Alcuni degli attacchi più fulminanti al sionismo, infatti, sono venuti da ebrei che tuttavia mantennero una prospettiva sionista. Levit prende astutamente nota dei momenti di indecisione dei suoi soggetti, mostrandoci, ad esempio, che Martin Buber, un imponente filosofo esistenzialista e teologo, e Ahad Ha’am, che ha fortemente denunciato l’iniziale trattamento sionista degli arabi nativi, sono entrambi rimasti profondamente attratti dall’idea che il popolo ebraico si riunisca in Palestina. Anche i tradizionalisti ortodossi, che inizialmente avevano tutti un profondo e viscerale disgusto per l’idea di formare uno Stato ebraico in Palestina, quasi tutti alla fine hanno abbracciato una versione del sionismo, o almeno sono arrivati ad accettare favorevolmente l’ospitalità dello stato. (Levit non si concentra sulle “lotte” ortodosse contro il sionismo. Per quella storia, le migliori fonti probabilmente sono i libri dello storico dell’Università di Montreal Yakov Rabkin, che a sua volta è un ebreo ortodosso veramente antisionista.)
Daphna Levit è cresciuta in Israele negli anni ’50 e ’60, credendo in una ormai vana “speranza politica laica sionista”. Nel 2001, mentre la stretta contro la Seconda Intifada raggiungeva l’apice, ha lasciato Israele e ha trovato rifugio in Nuova Scozia, dove insegna e scrive. I pensatori che descrive spaziano da figure dell’importanza di Buber, Albert Einstein e Hannah Arendt, attraverso peculiari studiosi contemporanei, giornalisti, attivisti e avvocati. Tutti loro una volta credevano in un sionismo pieno di speranza; tutti resistettero alla sua oscurità; non tutti riuscirono a rinunciarvi completamente.
Nei suoi primi anni, quando il sionismo era in gran parte solo un’idea, attirava molti aspiranti intellettuali, nessuno più aspirante di Buber.
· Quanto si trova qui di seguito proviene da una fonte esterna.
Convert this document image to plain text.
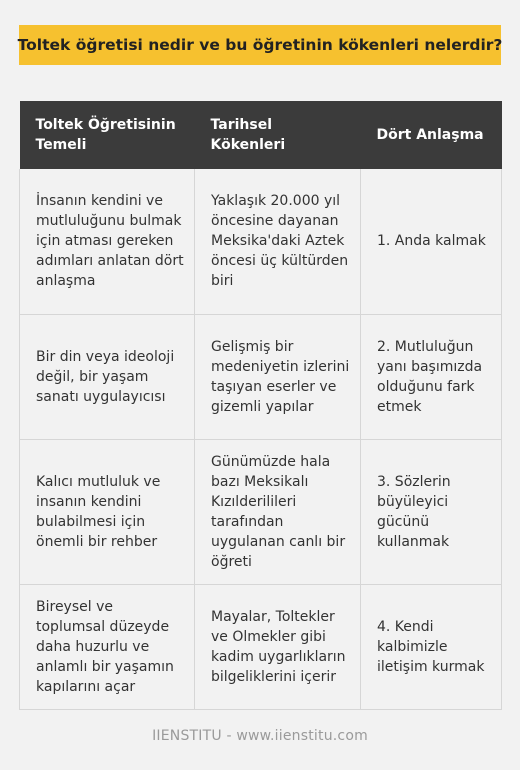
Toltek öğretisi nedir ve bu öğretinin kökenleri nelerdir?
Toltek Öğretisinin Temeli	Tarihsel Kökenleri	Dört Anlaşma
İnsanın kendini ve mutluluğunu bulmak için atması gereken adımları anlatan dört anlaşma	Yaklaşık 20.000 yıl öncesine dayanan Meksika'daki Aztek öncesi üç kültürden biri	1. Anda kalmak
Bir din veya ideoloji değil, bir yaşam sanatı uygulayıcısı	Gelişmiş bir medeniyetin izlerini taşıyan eserler ve gizemli yapılar	2. Mutluluğun yanı başımızda olduğunu fark etmek
Kalıcı mutluluk ve insanın kendini bulabilmesi için önemli bir rehber	Günümüzde hala bazı Meksikalı Kızılderilileri tarafından uygulanan canlı bir öğreti	3. Sözlerin büyüleyici gücünü kullanmak
Bireysel ve toplumsal düzeyde daha huzurlu ve anlamlı bir yaşamın kapılarını açar	Mayalar, Toltekler ve Olmekler gibi kadim uygarlıkların bilgeliklerini içerir	4. Kendi kalbimizle iletişim kurmak
IIENSTITU - www.iienstitu.com
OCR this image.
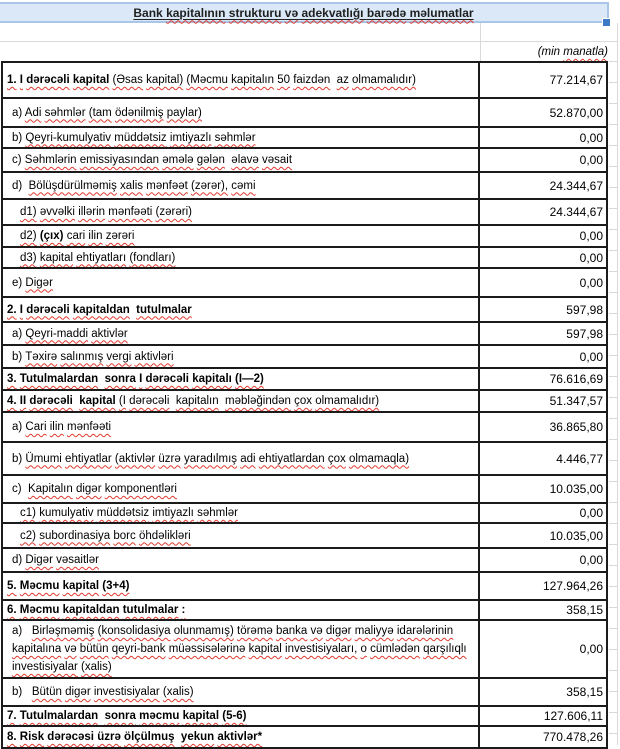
Bank kapitalının strukturu və adekvatlığı barədə məlumatlar
(min manatla)
1. I dərəcəli kapital (Əsas kapital) (Məcmu kapitalın 50 faizdən az olmamalıdır)	77.214,67
a) Adi səhmlər (tam ödənilmiş paylar)	52.870,00
b) Qeyri-kumulyativ müddətsiz imtiyazlı səhmlər	0,00
c) Səhmlərin emissiyasından əmələ gələn əlavə vəsait	0,00
d)  Bölüşdürülməmiş xalis mənfəət (zərər), cəmi	24.344,67
d1) əvvəlki illərin mənfəəti (zərəri)	24.344,67
d2) (çıx) cari ilin zərəri	0,00
d3) kapital ehtiyatları (fondları)	0,00
e) Digər	0,00
2. I dərəcəli kapitaldan tutulmalar	597,98
a) Qeyri-maddi aktivlər	597,98
b) Təxirə salınmış vergi aktivləri	0,00
3. Tutulmalardan sonra I dərəcəli kapitalı (I—2)	76.616,69
4. II dərəcəli kapital (I dərəcəli kapitalın məbləğindən çox olmamalıdır)	51.347,57
a) Cari ilin mənfəəti	36.865,80
b) Ümumi ehtiyatlar (aktivlər üzrə yaradılmış adi ehtiyatlardan çox olmamaqla)	4.446,77
c)  Kapitalın digər komponentləri	10.035,00
c1) kumulyativ müddətsiz imtiyazlı səhmlər	0,00
c2) subordinasiya borc öhdəlikləri	10.035,00
d) Digər vəsaitlər	0,00
5. Məcmu kapital (3+4)	127.964,26
6. Məcmu kapitaldan tutulmalar :	358,15
a)   Birləşməmiş (konsolidasiya olunmamış) törəmə banka və digər maliyyə idarələrinin kapitalına və bütün qeyri-bank müəssisələrinə kapital investisiyaları, o cümlədən qarşılıqlı investisiyalar (xalis)
0,00
b)   Bütün digər investisiyalar (xalis)	358,15
7. Tutulmalardan sonra məcmu kapital (5-6)	127.606,11
8. Risk dərəcəsi üzrə ölçülmuş yekun aktivlər*	770.478,26
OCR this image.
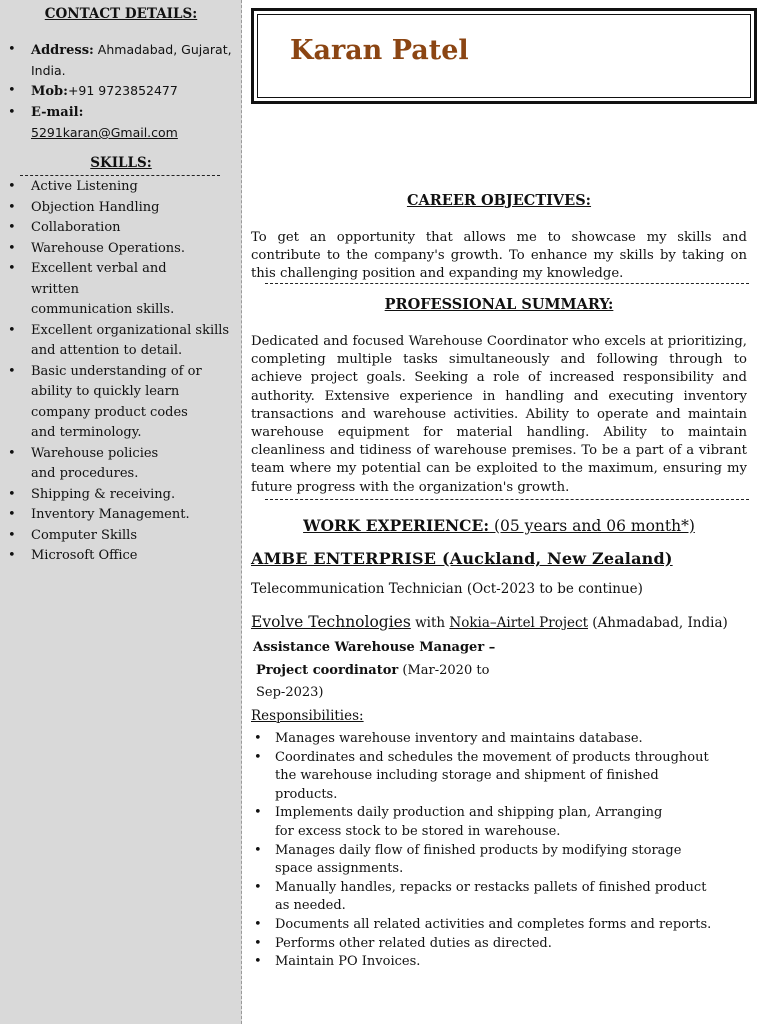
CONTACT DETAILS:
• Address: Ahmadabad, Gujarat, India.
• Mob:+91 9723852477
• E-mail:
5291karan@Gmail.com
SKILLS:
• Active Listening
• Objection Handling
• Collaboration
• Warehouse Operations.
• Excellent verbal and
written
communication skills.
• Excellent organizational skills
and attention to detail.
• Basic understanding of or
ability to quickly learn
company product codes
and terminology.
• Warehouse policies
and procedures.
• Shipping & receiving.
• Inventory Management.
• Computer Skills
• Microsoft Office
Karan Patel
CAREER OBJECTIVES:

To get an opportunity that allows me to showcase my skills and contribute to the company's growth. To enhance my skills by taking on this challenging position and expanding my knowledge.

PROFESSIONAL SUMMARY:

Dedicated and focused Warehouse Coordinator who excels at prioritizing, completing multiple tasks simultaneously and following through to achieve project goals. Seeking a role of increased responsibility and authority. Extensive experience in handling and executing inventory transactions and warehouse activities. Ability to operate and maintain warehouse equipment for material handling. Ability to maintain cleanliness and tidiness of warehouse premises. To be a part of a vibrant team where my potential can be exploited to the maximum, ensuring my future progress with the organization's growth.

WORK EXPERIENCE: (05 years and 06 month*)
AMBE ENTERPRISE (Auckland, New Zealand)
Telecommunication Technician (Oct-2023 to be continue)
Evolve Technologies with Nokia–Airtel Project (Ahmadabad, India)
Assistance Warehouse Manager –
Project coordinator (Mar-2020 to
Sep-2023)
Responsibilities:
• Manages warehouse inventory and maintains database.
• Coordinates and schedules the movement of products throughout
the warehouse including storage and shipment of finished
products.
• Implements daily production and shipping plan, Arranging
for excess stock to be stored in warehouse.
• Manages daily flow of finished products by modifying storage
space assignments.
• Manually handles, repacks or restacks pallets of finished product
as needed.
• Documents all related activities and completes forms and reports.
• Performs other related duties as directed.
• Maintain PO Invoices.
Incrociando il razionalismo romantico della filosofia tedesca con la passione spirituale dell’assidismo, è andato ben oltre il semplice nazionalismo, la cui versione sionista condannò come ebrei solo chi cercò di “unirsi al branco dei lupi”. In quel modo c’era un terribile destino, ha avvertito. Se gli ebrei avessero perso l’opportunità di fare di Sion un nuovo santuario delle nazioni, una “grande edificazione della pace”, e invece avessero cercato semplicemente di avere una terra come gli altri avevano una terra, predisse che: “la terra sarebbe sprofondata sotto di loro”. Buber parlò con forza e coraggio della necessità di rispettare e vivere in pace con gli arabi. Tuttavia, come Levit nota in modo significativo, scrisse a Gandhi nel 1939, sulla scia infuocata della “Rivolta Araba” scatenata dai Britannici-Sionisti, che gli ebrei sionisti in Palestina non avevano mai smesso di “lottare per la realizzazione di una vera pace tra arabi ed ebrei”.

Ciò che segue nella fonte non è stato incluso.